New ultrasound-based system shows promise mapping atrial fibrillation

Patrick Heck

Initial findings have shown that a new ultrasound-based imaging system with continuous dipole density mapping provides real-time rapid global left atrial reconstruction and compares favourably to segmented computed tomography (CT). The system could potentially allow mapping of atrial fibrillation with high precision to identify areas of interest as potential ablation targets.

Data were presented for the first time by Patrick Heck (Papworth Hospital, Cambridge, UK) at the Heart Rhythm Congress (HRC; 4-7 October, Birmingham, UK).

“Electroanatomic mapping is standard practice in atrial fibrillation ablation procedures. Virtual anatomies are created to locate structures and navigate catheters and voltage is used to map arrhythmias,” said Heck. This study evaluated the difference in ultrasound chamber reconstruction with the AcQMap System (Acutus Medical) as compared to segmented CT scans and mapping clarity using dipole density instead of voltage in 10 patients diagnosed with atrial fibrillation.

AcQMap, explained Heck, is a novel non-contact imaging and mapping system consisting of a basket catheter (48 ultrasound transducers, 48 electrodes) and console.

“The system simultaneously acquires 100,000+ ultrasound points per minute to reconstruct the chamber anatomy and 150,000 intracardiac unipolar voltage samples per second to map cardiac activity.

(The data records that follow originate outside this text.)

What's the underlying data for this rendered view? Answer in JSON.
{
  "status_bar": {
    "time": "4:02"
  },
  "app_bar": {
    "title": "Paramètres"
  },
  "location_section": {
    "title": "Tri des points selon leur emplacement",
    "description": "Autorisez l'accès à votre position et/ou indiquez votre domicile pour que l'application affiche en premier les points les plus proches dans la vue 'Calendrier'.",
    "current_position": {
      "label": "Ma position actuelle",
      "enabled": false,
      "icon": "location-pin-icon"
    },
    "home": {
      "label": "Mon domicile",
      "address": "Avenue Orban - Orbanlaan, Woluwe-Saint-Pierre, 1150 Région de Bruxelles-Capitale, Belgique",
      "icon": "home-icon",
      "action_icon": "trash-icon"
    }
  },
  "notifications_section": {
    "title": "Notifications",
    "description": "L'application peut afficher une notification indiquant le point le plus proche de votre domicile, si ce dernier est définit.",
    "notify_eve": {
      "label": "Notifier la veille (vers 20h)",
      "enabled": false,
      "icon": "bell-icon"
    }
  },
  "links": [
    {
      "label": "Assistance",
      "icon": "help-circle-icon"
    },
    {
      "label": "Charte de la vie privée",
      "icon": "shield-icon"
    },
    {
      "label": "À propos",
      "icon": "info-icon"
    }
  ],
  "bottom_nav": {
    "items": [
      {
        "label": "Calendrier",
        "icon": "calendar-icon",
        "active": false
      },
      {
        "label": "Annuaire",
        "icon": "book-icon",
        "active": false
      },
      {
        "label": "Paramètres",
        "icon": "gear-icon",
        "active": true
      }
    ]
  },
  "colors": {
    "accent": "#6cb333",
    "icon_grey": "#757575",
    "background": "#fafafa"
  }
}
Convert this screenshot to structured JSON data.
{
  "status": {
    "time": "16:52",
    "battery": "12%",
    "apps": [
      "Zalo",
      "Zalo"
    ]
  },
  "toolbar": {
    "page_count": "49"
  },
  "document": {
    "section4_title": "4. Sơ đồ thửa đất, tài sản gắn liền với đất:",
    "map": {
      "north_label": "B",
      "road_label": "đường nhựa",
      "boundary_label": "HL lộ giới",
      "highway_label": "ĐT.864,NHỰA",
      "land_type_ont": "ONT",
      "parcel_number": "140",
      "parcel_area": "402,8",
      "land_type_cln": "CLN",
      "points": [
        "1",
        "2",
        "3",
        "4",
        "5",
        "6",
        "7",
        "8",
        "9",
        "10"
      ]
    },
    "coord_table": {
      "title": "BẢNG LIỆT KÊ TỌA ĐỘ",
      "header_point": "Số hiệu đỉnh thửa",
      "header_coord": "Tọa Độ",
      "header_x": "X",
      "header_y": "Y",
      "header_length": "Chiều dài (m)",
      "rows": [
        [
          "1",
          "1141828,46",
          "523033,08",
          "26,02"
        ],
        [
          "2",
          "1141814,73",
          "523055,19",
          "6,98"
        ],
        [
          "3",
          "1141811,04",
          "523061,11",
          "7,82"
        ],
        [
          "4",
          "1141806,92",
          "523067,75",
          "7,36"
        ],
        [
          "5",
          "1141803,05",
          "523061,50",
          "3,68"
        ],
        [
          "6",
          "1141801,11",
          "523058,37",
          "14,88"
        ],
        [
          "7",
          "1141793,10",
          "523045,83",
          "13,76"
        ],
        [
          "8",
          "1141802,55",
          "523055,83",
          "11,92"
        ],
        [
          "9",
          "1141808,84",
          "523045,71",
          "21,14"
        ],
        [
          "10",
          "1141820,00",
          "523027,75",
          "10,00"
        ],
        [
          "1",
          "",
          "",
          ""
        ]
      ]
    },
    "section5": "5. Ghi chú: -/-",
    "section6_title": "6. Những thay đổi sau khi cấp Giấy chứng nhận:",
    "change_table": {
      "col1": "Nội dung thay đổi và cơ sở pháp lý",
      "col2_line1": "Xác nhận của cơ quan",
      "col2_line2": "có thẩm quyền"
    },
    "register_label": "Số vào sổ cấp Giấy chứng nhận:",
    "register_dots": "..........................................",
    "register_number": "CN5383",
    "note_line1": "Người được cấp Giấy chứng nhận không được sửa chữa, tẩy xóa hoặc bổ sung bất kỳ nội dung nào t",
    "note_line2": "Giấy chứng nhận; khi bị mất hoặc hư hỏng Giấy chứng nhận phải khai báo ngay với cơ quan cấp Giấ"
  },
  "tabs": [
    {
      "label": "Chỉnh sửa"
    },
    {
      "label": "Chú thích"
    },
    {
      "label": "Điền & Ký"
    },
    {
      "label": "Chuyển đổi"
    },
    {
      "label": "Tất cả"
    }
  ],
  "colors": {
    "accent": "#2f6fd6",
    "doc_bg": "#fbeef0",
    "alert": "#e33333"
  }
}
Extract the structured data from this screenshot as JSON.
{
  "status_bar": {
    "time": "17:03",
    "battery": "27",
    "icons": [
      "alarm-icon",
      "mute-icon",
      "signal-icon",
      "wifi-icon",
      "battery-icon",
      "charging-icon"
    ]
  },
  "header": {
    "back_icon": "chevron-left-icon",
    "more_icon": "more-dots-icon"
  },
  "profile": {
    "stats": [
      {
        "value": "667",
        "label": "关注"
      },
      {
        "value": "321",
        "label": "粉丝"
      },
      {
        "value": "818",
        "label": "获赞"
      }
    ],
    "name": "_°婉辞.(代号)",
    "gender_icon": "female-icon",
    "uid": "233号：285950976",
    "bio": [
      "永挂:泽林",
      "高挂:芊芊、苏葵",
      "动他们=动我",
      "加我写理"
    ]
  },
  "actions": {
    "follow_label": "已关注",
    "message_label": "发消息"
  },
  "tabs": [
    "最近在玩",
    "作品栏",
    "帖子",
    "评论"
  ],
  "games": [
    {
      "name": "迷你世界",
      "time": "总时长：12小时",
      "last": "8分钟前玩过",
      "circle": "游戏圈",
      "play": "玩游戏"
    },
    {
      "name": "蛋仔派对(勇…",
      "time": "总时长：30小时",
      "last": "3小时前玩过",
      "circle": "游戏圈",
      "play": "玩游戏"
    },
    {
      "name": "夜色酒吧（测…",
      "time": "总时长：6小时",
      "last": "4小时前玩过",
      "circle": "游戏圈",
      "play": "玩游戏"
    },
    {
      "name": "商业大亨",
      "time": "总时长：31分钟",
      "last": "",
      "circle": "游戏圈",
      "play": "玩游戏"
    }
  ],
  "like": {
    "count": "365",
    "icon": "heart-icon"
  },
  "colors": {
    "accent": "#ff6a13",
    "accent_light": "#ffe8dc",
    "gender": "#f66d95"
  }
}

The 3D surface is algorithmically reconstructed from the ultrasound point-set with mesh-density comparable to a segmented CT,” he said. “Inverse and forward algorithms are applied on intracardiac voltage to derive and display electrical activation as dipole density and unipolar voltage maps, respectively, upon the ultrasound-constructed 3D anatomy. Global data are acquired simultaneously and derived continuously from single-beats or single-cycles (for atrial fibrillation) in real-time.”

The data presented at HRC included results from nine patients (56% male), average age 63.7±9.4 years, with average atrial fibrillation duration of 7.0±5.5 years.

Heck commented that during atrial fibrillation, the mean depolarised area for dipole density maps was 24.5cm2, “significantly less than for voltage maps (104.7cm2, p<0.001),” which means that dipole density mapping provided four times higher resolution of atrial activity than voltage maps.

“These data underscore the potential advantage the AcQMap system can provide to electrophysiologists during atrial fibrillation procedures,” said Heck. “The image quality of AcQMap is unparalleled and allows us to visualise heart rhythm like never before. This is an impressive leap forward that opens the possibility to map atrial fibrillation with more precision to identify areas of interest as potential ablation targets.”

Andrew Grace (Papworth Hospital, Cambridge, UK) also presented a poster with these findings at the scientific sessions of the American Heart Association (AHA; 7–11 November, Orlando, USA).